JURNALNUSANTARA.ID, BUOL — Peletakan batu pertama pembangunan Kampung Nelayan Merah Putih di Desa Tamit, Kabupaten Buol, Sulawesi Tengah, Selasa (25/8/2026), turut dihadiri Pimpinan Cabang (Pinca) BRI BO Pogogul Buol, Fajar Suryanto.

Fajar Suryanto hadir sebagai satu-satunya perwakilan pihak perbankan dalam kegiatan tersebut. Kehadirannya menunjukkan perhatian sektor perbankan terhadap program pemerintah dalam mendorong penguatan ekonomi masyarakat pesisir, khususnya nelayan dan pelaku usaha di tingkat desa.
Selain Pinca BRI BO Pogogul Buol, kegiatan tersebut juga dihadiri pemenang tender pelaksanaan pembangunan, PT Maccini Raya Pratama, serta jajaran Dinas Perikanan dan Kelautan yang memiliki peran penting dalam mendukung pelaksanaan program Kampung Nelayan Merah Putih.
Groundbreaking tersebut dihadiri langsung oleh Gubernur Sulawesi Tengah, Bupati Buol, unsur Forkopimda, sejumlah kepala OPD, para camat, kepala desa, serta tokoh masyarakat.

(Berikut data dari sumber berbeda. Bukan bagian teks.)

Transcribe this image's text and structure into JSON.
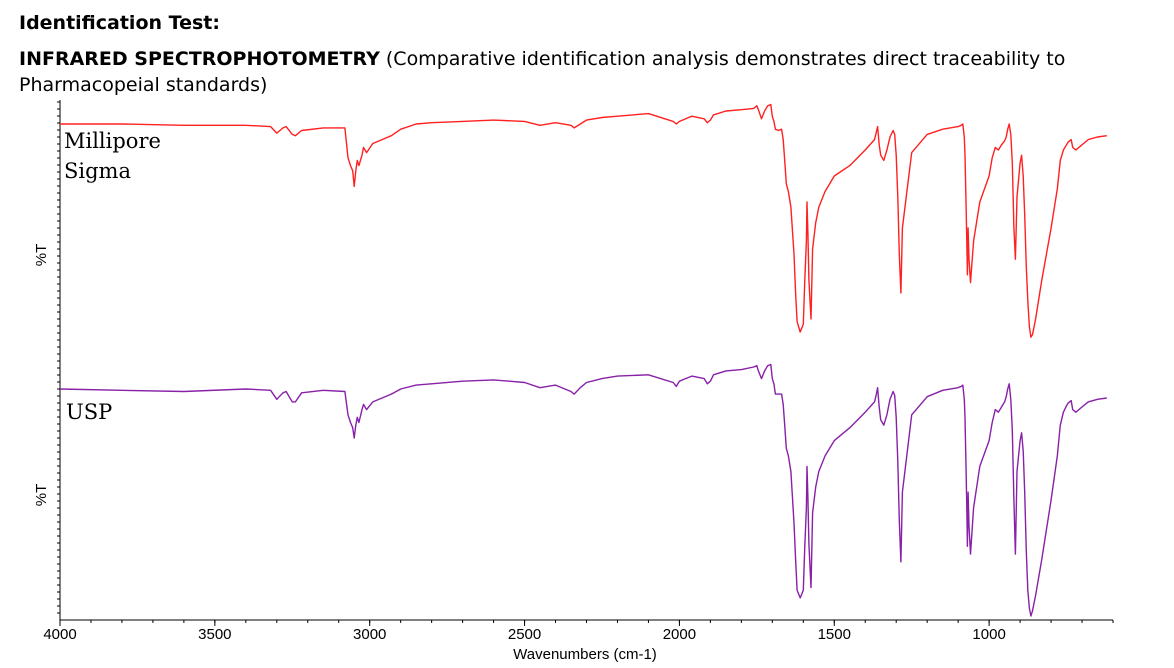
{
  "heading": "Identification Test:",
  "subheading": {
    "strong": "INFRARED SPECTROPHOTOMETRY",
    "rest": " (Comparative identification analysis demonstrates direct traceability to Pharmacopeial standards)"
  },
  "chart_data": {
    "type": "line",
    "xlabel": "Wavenumbers  (cm-1)",
    "xlim": [
      4000,
      600
    ],
    "x_reversed": true,
    "x_ticks": [
      4000,
      3500,
      3000,
      2500,
      2000,
      1500,
      1000
    ],
    "ylabel": "%T",
    "ylim": [
      0,
      100
    ],
    "grid": false,
    "legend": "none",
    "panels": [
      {
        "label_lines": [
          "Millipore",
          "Sigma"
        ],
        "ylabel": "%T",
        "color": "#ff2020",
        "x": [
          4000,
          3800,
          3600,
          3400,
          3320,
          3300,
          3280,
          3270,
          3250,
          3240,
          3220,
          3150,
          3080,
          3070,
          3062,
          3055,
          3050,
          3045,
          3040,
          3035,
          3025,
          3020,
          3010,
          2990,
          2960,
          2930,
          2900,
          2850,
          2800,
          2700,
          2600,
          2500,
          2450,
          2400,
          2350,
          2340,
          2320,
          2300,
          2250,
          2200,
          2100,
          2020,
          2010,
          2000,
          1990,
          1960,
          1920,
          1910,
          1900,
          1890,
          1850,
          1800,
          1760,
          1750,
          1745,
          1735,
          1725,
          1715,
          1705,
          1700,
          1695,
          1690,
          1680,
          1670,
          1665,
          1660,
          1655,
          1648,
          1640,
          1630,
          1625,
          1620,
          1610,
          1600,
          1595,
          1590,
          1588,
          1585,
          1582,
          1575,
          1570,
          1560,
          1550,
          1530,
          1500,
          1450,
          1400,
          1370,
          1365,
          1360,
          1355,
          1350,
          1340,
          1330,
          1320,
          1310,
          1305,
          1300,
          1295,
          1290,
          1285,
          1280,
          1250,
          1200,
          1150,
          1100,
          1090,
          1085,
          1080,
          1078,
          1075,
          1072,
          1070,
          1068,
          1065,
          1060,
          1050,
          1030,
          1000,
          990,
          980,
          970,
          960,
          950,
          945,
          940,
          935,
          930,
          925,
          920,
          915,
          910,
          900,
          895,
          890,
          885,
          880,
          875,
          870,
          865,
          860,
          850,
          830,
          800,
          780,
          770,
          760,
          750,
          745,
          740,
          735,
          730,
          720,
          700,
          680,
          650,
          620
        ],
        "y": [
          90,
          90,
          89.5,
          89.5,
          89,
          86.5,
          88.5,
          89,
          86,
          85.5,
          87.5,
          88.5,
          88.5,
          77,
          74,
          72,
          66,
          72,
          76,
          74,
          78,
          81,
          79,
          82.5,
          84,
          85.5,
          88,
          90,
          90.5,
          91,
          91.5,
          91,
          89.5,
          90.5,
          89.5,
          88.5,
          90,
          91.5,
          92.5,
          93,
          94,
          91,
          90,
          91,
          91.5,
          93,
          92,
          90.5,
          91.5,
          93.5,
          95,
          95.5,
          96,
          97,
          95.5,
          92,
          95,
          97,
          97.5,
          93,
          91,
          88,
          87.5,
          88,
          84,
          76,
          67,
          64,
          58,
          40,
          25,
          14,
          10,
          13,
          30,
          45,
          60,
          48,
          30,
          15,
          42,
          52,
          58,
          64,
          70,
          74,
          80,
          84,
          86.5,
          89,
          82,
          78,
          76,
          80,
          85,
          87.5,
          86,
          78,
          62,
          40,
          25,
          50,
          79,
          86,
          88,
          89,
          89.5,
          90,
          85,
          78,
          62,
          45,
          32,
          50,
          38,
          29,
          45,
          60,
          70,
          77,
          81,
          80,
          82,
          83.5,
          85,
          88,
          90,
          86,
          75,
          50,
          38,
          62,
          75,
          78,
          70,
          55,
          35,
          22,
          12,
          8,
          9,
          15,
          30,
          50,
          65,
          76,
          80,
          82,
          83,
          83.5,
          84,
          81,
          80,
          82,
          84,
          85,
          85.5
        ]
      },
      {
        "label_lines": [
          "USP"
        ],
        "ylabel": "%T",
        "color": "#8820a8",
        "x": [
          4000,
          3800,
          3600,
          3400,
          3320,
          3300,
          3280,
          3270,
          3250,
          3240,
          3220,
          3150,
          3080,
          3070,
          3062,
          3055,
          3050,
          3045,
          3040,
          3035,
          3025,
          3020,
          3010,
          2990,
          2960,
          2930,
          2900,
          2850,
          2800,
          2700,
          2600,
          2500,
          2450,
          2400,
          2350,
          2340,
          2320,
          2300,
          2250,
          2200,
          2100,
          2020,
          2010,
          2000,
          1990,
          1960,
          1920,
          1910,
          1900,
          1890,
          1850,
          1800,
          1760,
          1750,
          1745,
          1735,
          1725,
          1715,
          1705,
          1700,
          1695,
          1690,
          1680,
          1670,
          1665,
          1660,
          1655,
          1648,
          1640,
          1630,
          1625,
          1620,
          1610,
          1600,
          1595,
          1590,
          1588,
          1585,
          1582,
          1575,
          1570,
          1560,
          1550,
          1530,
          1500,
          1450,
          1400,
          1370,
          1365,
          1360,
          1355,
          1350,
          1340,
          1330,
          1320,
          1310,
          1305,
          1300,
          1295,
          1290,
          1285,
          1280,
          1250,
          1200,
          1150,
          1100,
          1090,
          1085,
          1080,
          1078,
          1075,
          1072,
          1070,
          1068,
          1065,
          1060,
          1050,
          1030,
          1000,
          990,
          980,
          970,
          960,
          950,
          945,
          940,
          935,
          930,
          925,
          920,
          915,
          910,
          900,
          895,
          890,
          885,
          880,
          875,
          870,
          865,
          860,
          850,
          830,
          800,
          780,
          770,
          760,
          750,
          745,
          740,
          735,
          730,
          720,
          700,
          680,
          650,
          620
        ],
        "y": [
          88,
          87.5,
          87,
          88,
          87.5,
          84,
          86.5,
          87,
          83,
          83,
          86.5,
          87.5,
          87,
          78,
          75,
          73,
          69,
          74,
          77,
          75,
          80,
          82,
          80,
          83,
          84.5,
          86,
          88,
          89.5,
          90,
          91,
          91.5,
          90.5,
          88.5,
          89.5,
          87,
          86,
          88.5,
          90.5,
          92,
          93,
          93.5,
          90.5,
          89,
          91,
          91.5,
          93,
          92,
          90,
          91,
          93.5,
          95,
          95.5,
          96.5,
          97,
          95,
          92,
          95,
          97,
          97.5,
          92,
          90,
          86,
          86,
          86,
          82,
          74,
          65,
          62,
          56,
          36,
          22,
          10,
          7,
          10,
          27,
          42,
          58,
          46,
          28,
          11,
          40,
          50,
          56,
          62,
          68,
          73,
          79,
          83,
          85.5,
          88.5,
          81,
          76,
          74,
          78,
          84,
          87,
          85.5,
          77,
          60,
          37,
          21,
          48,
          78,
          85,
          87.5,
          88.5,
          89,
          89.5,
          84,
          77,
          60,
          42,
          27,
          48,
          35,
          24,
          42,
          58,
          68,
          75,
          80,
          79,
          81,
          83,
          85,
          88,
          90,
          84,
          72,
          45,
          24,
          56,
          68,
          71,
          64,
          48,
          25,
          10,
          3,
          0,
          2,
          8,
          22,
          45,
          62,
          74,
          79,
          81.5,
          82.5,
          83,
          83.5,
          80,
          79,
          81,
          83,
          84,
          84.5
        ]
      }
    ]
  }
}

Pembangunan Kampung Nelayan Merah Putih merupakan salah satu program strategis pemerintah untuk meningkatkan kesejahteraan masyarakat pesisir melalui pembangunan sarana dan prasarana pendukung aktivitas nelayan sekaligus penguatan ekonomi masyarakat.
Di Kabupaten Buol, program tersebut mencakup tiga lokasi, yakni Desa Tamit, Desa Taat, dan Desa Kwala Besar, dengan total nilai pembangunan sekitar Rp14 miliar.

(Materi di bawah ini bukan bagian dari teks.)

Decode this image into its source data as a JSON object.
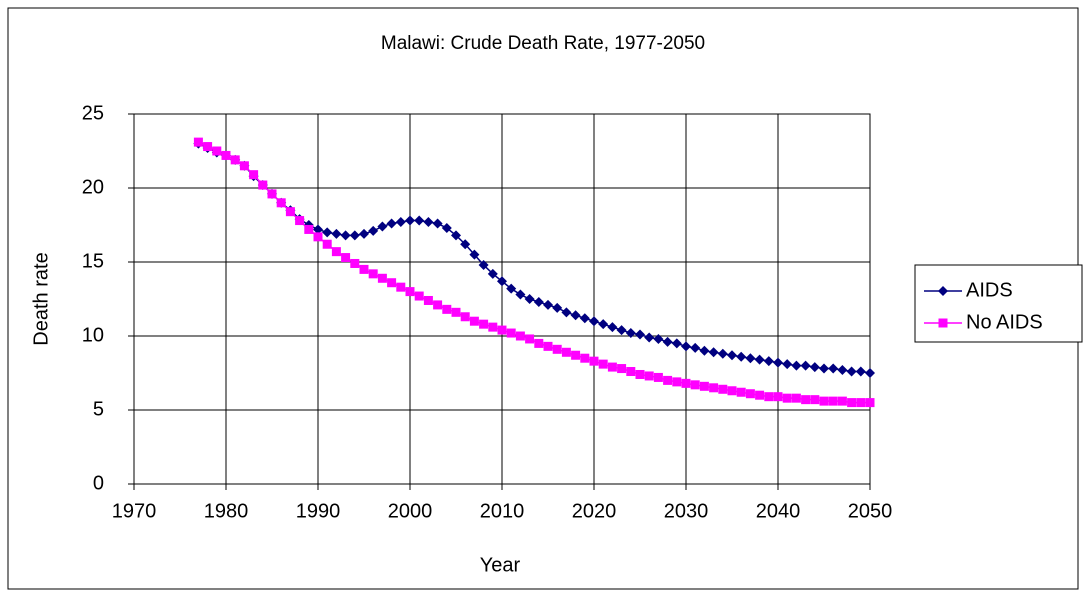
{
  "chart_data": {
    "type": "line",
    "title": "Malawi: Crude Death Rate, 1977-2050",
    "x_label": "Year",
    "y_label": "Death rate",
    "x": [
      1977,
      1978,
      1979,
      1980,
      1981,
      1982,
      1983,
      1984,
      1985,
      1986,
      1987,
      1988,
      1989,
      1990,
      1991,
      1992,
      1993,
      1994,
      1995,
      1996,
      1997,
      1998,
      1999,
      2000,
      2001,
      2002,
      2003,
      2004,
      2005,
      2006,
      2007,
      2008,
      2009,
      2010,
      2011,
      2012,
      2013,
      2014,
      2015,
      2016,
      2017,
      2018,
      2019,
      2020,
      2021,
      2022,
      2023,
      2024,
      2025,
      2026,
      2027,
      2028,
      2029,
      2030,
      2031,
      2032,
      2033,
      2034,
      2035,
      2036,
      2037,
      2038,
      2039,
      2040,
      2041,
      2042,
      2043,
      2044,
      2045,
      2046,
      2047,
      2048,
      2049,
      2050
    ],
    "series": [
      {
        "name": "AIDS",
        "color": "#000080",
        "marker": "diamond",
        "values": [
          23.0,
          22.7,
          22.4,
          22.2,
          21.9,
          21.5,
          20.8,
          20.2,
          19.6,
          19.0,
          18.5,
          17.9,
          17.5,
          17.2,
          17.0,
          16.9,
          16.8,
          16.8,
          16.9,
          17.1,
          17.4,
          17.6,
          17.7,
          17.8,
          17.8,
          17.7,
          17.6,
          17.3,
          16.8,
          16.2,
          15.5,
          14.8,
          14.2,
          13.7,
          13.2,
          12.8,
          12.5,
          12.3,
          12.1,
          11.9,
          11.6,
          11.4,
          11.2,
          11.0,
          10.8,
          10.6,
          10.4,
          10.2,
          10.1,
          9.9,
          9.8,
          9.6,
          9.5,
          9.3,
          9.2,
          9.0,
          8.9,
          8.8,
          8.7,
          8.6,
          8.5,
          8.4,
          8.3,
          8.2,
          8.1,
          8.0,
          8.0,
          7.9,
          7.8,
          7.8,
          7.7,
          7.6,
          7.6,
          7.5
        ]
      },
      {
        "name": "No AIDS",
        "color": "#ff00ff",
        "marker": "square",
        "values": [
          23.1,
          22.8,
          22.5,
          22.2,
          21.9,
          21.5,
          20.9,
          20.2,
          19.6,
          19.0,
          18.4,
          17.8,
          17.2,
          16.7,
          16.2,
          15.7,
          15.3,
          14.9,
          14.5,
          14.2,
          13.9,
          13.6,
          13.3,
          13.0,
          12.7,
          12.4,
          12.1,
          11.8,
          11.6,
          11.3,
          11.0,
          10.8,
          10.6,
          10.4,
          10.2,
          10.0,
          9.8,
          9.5,
          9.3,
          9.1,
          8.9,
          8.7,
          8.5,
          8.3,
          8.1,
          7.9,
          7.8,
          7.6,
          7.4,
          7.3,
          7.2,
          7.0,
          6.9,
          6.8,
          6.7,
          6.6,
          6.5,
          6.4,
          6.3,
          6.2,
          6.1,
          6.0,
          5.9,
          5.9,
          5.8,
          5.8,
          5.7,
          5.7,
          5.6,
          5.6,
          5.6,
          5.5,
          5.5,
          5.5
        ]
      }
    ],
    "xlim": [
      1970,
      2050
    ],
    "xticks": [
      1970,
      1980,
      1990,
      2000,
      2010,
      2020,
      2030,
      2040,
      2050
    ],
    "ylim": [
      0,
      25
    ],
    "yticks": [
      0,
      5,
      10,
      15,
      20,
      25
    ],
    "grid": true,
    "legend": "right"
  }
}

Kehadiran berbagai unsur dalam groundbreaking tersebut memperlihatkan adanya kolaborasi antara pemerintah, kontraktor pelaksana, sektor perbankan, serta perangkat daerah terkait dalam mendorong keberhasilan program.
Dari sisi perbankan, kehadiran Pinca BRI BO Pogogul Buol diharapkan dapat memperkuat sinergi dalam membuka akses layanan keuangan bagi masyarakat nelayan, koperasi, UMKM, dan pelaku usaha yang nantinya menjadi bagian dari ekosistem ekonomi Kampung Nelayan Merah Putih.
Sementara itu, Dinas Perikanan dan Kelautan memiliki posisi strategis dalam memastikan program pembangunan benar-benar selaras dengan kebutuhan masyarakat nelayan dan pengembangan sektor kelautan serta perikanan di Kabupaten Buol.
Bupati Buol dalam sambutannya menegaskan bahwa keterbatasan anggaran daerah akibat kebijakan efisiensi tidak boleh menjadi alasan untuk menghentikan pembangunan. Pemerintah daerah harus aktif menjemput program dan anggaran dari pemerintah pusat maupun pemerintah provinsi.
Gubernur Sulawesi Tengah juga mendorong kepala daerah agar terus melakukan koordinasi dan memperjuangkan program pembangunan ke pemerintah pusat. Menurutnya, sinergi antara pemerintah daerah dan pusat sangat penting agar berbagai program dapat memberikan dampak nyata bagi masyarakat.
Dengan dimulainya pembangunan Kampung Nelayan Merah Putih di Desa Tamit, pemerintah berharap program tersebut tidak hanya menghadirkan infrastruktur baru, tetapi juga menjadi pusat pertumbuhan ekonomi masyarakat pesisir dan meningkatkan kesejahteraan para nelayan di Kabupaten Buol.